A PRELIMINARY ASSESSMENT OF THE AGE AND TECTONIC AFFINITY OF BASEMENT ROCK IN THE BEAVER DAM MOUNTAINS, UTAH
Not surprisingly, mean ages of 1739±8.4 Ma and 1728±4.8 were obtained for paragneiss and orthogneiss, respectively, and are concordant with many rocks of the inner gorge of the Grand Canyon and small basement blocks in the Mineral Mountains ~175 km to the NE. A few grains with older apparent ages are found in both samples. In paragneiss, three apparent 207Pb/206Pb ages between 1800 and 1900 Ma occur, whereas orthogneiss has three apparent 207Pb/206Pb ages between 1760 and 1790 Ma. Zircons from leucogranite were largely discordant, but exhibit a node at ~1730 Ma.

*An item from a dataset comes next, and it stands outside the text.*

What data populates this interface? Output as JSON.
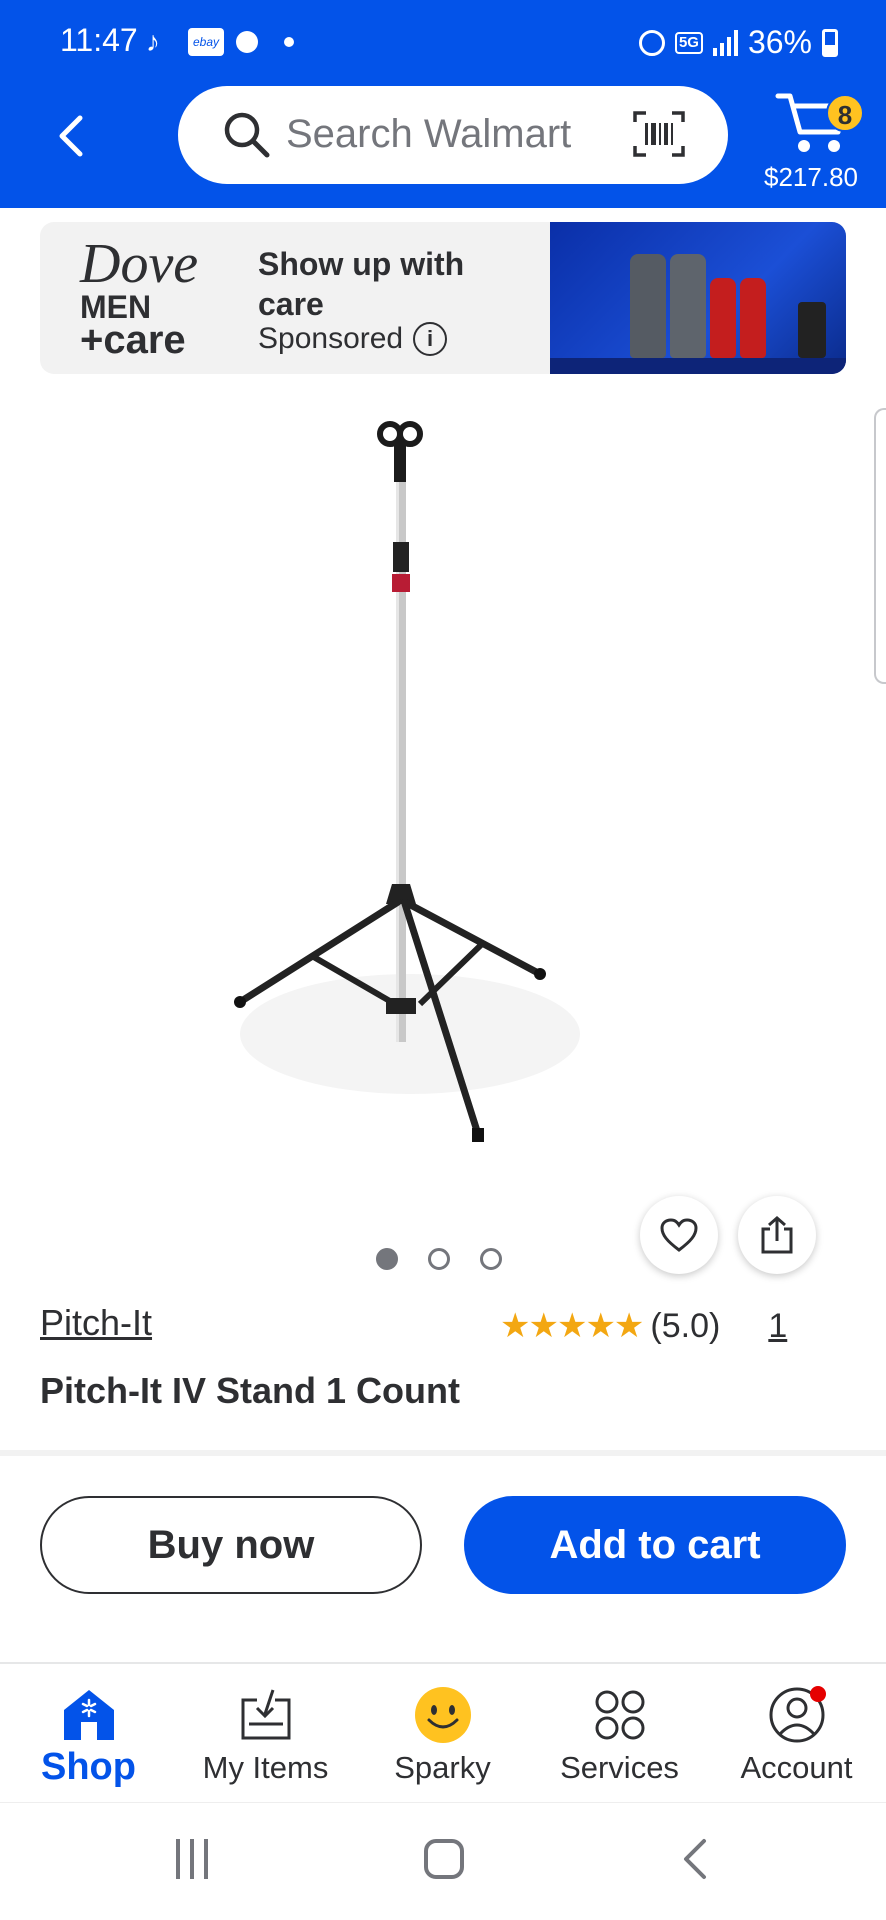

Recent work1 on the Santaquin Complex (~365 km NE) suggests that plutonism and peak metamorphism at Santaquin preceeded 1673±23Ma. 207Pb/206Pb ages on monazite, a prograde chronometer, from the Farmington Canyon Complex (FCC, ~475 km NE) range from 1644-1711 Ma, although a large orthogneiss body from the northern FCC has an age of ~1800 Ma. If the interpretation that older (>2.0 Ga) discordant FCC zircons are detrital or inherited is correct, then there may be no exposures of basement rock older than 1840 Ma (Elves Canyon pluton) in the 5 basement localities (Grand Canyon, Beaver Dam Mountains, Mineral Mountains, Santaquin Complex, Farmington Canyon Complex) between the Grand Canyon and Brigham City, Utah. The best evidence for any crustal material older >2.0 Ga in this region rests in the interpretation of discordant FCC zircons, although the FCC has traditionally been interpreted to lie north of the Cheyenne Belt.
1Nelson, S.T., Harris, R.A., Dorais, M.J., Heizler, M., Constenius, K.N., and Barnett, D.E., 2002, Basement complexes in the Wasatch fault, Utah provide new limits on crustal accretion: Geology, v. 30, p. 831-834 and refs. therein.